Flexibility and resilience are the most important skills in a psychedelic journey. These reach the limits of your mental health not because you’re weak, but because you are an incomplete person. Your disenfranchised ghosts need to talk to you.
Patience is needed. If you have not been practicing equanimity in the face of distress, then give yourself a month before your psychedelic experience to think about it. This is not a normal experience and you should not feel limited by what you normally do. Create a space in yourself to be a wisdom keeper, a warrior, a guide, and a healer.
Anyone planning a therapeutic psychedelic experience should invest in an hour of counseling with someone who’s walked these paths. They need not be a professional, but they need broad experience and they need to be encouraging. Many therapists do not encourage psychedelic exploration because they have little experience or they are misinformed. You cannot help people who don’t know. Avoid them.

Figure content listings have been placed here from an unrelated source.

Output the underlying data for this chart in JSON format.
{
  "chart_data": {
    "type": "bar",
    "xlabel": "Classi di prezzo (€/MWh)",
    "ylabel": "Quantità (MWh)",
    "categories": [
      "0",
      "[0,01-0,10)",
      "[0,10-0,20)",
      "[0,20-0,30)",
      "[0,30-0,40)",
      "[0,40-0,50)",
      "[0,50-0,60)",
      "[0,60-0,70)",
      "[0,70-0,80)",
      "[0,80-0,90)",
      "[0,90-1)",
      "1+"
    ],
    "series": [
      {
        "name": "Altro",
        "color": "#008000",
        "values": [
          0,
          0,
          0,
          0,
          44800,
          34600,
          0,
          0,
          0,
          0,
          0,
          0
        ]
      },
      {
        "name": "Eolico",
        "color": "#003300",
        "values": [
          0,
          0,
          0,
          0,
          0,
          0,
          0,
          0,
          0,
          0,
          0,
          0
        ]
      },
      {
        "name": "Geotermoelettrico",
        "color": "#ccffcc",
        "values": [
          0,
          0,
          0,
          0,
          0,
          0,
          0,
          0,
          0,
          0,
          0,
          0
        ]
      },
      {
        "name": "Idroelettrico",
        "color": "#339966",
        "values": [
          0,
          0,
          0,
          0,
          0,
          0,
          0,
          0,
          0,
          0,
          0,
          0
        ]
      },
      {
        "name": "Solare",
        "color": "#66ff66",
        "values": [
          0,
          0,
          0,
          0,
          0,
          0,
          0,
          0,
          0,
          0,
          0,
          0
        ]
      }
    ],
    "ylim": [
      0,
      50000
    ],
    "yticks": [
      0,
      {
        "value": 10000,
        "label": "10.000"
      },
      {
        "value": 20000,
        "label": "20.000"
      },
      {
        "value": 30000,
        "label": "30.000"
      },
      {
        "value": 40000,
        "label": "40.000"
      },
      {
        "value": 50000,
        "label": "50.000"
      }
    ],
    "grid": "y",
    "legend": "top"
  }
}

Consult with people skilled in alternate realities who have intuitive insight. People attracted to the paranormal are often adept at probing the subconscious. They may be mediums, tarot readers, or meditators. Many of my life-changing journeys have resulted from extended meditations without psychedelics.
You’re looking for the injured or overlooked parts of yourself, undeveloped parts who live in your forgotten past. Invite them all, even those you think you’ve lost or vanquished. Reach out to the important beings who are no longer alive. The degree that energies will appear will determine the power of your experience. Invite them before you start in your dreams and daytime meditations.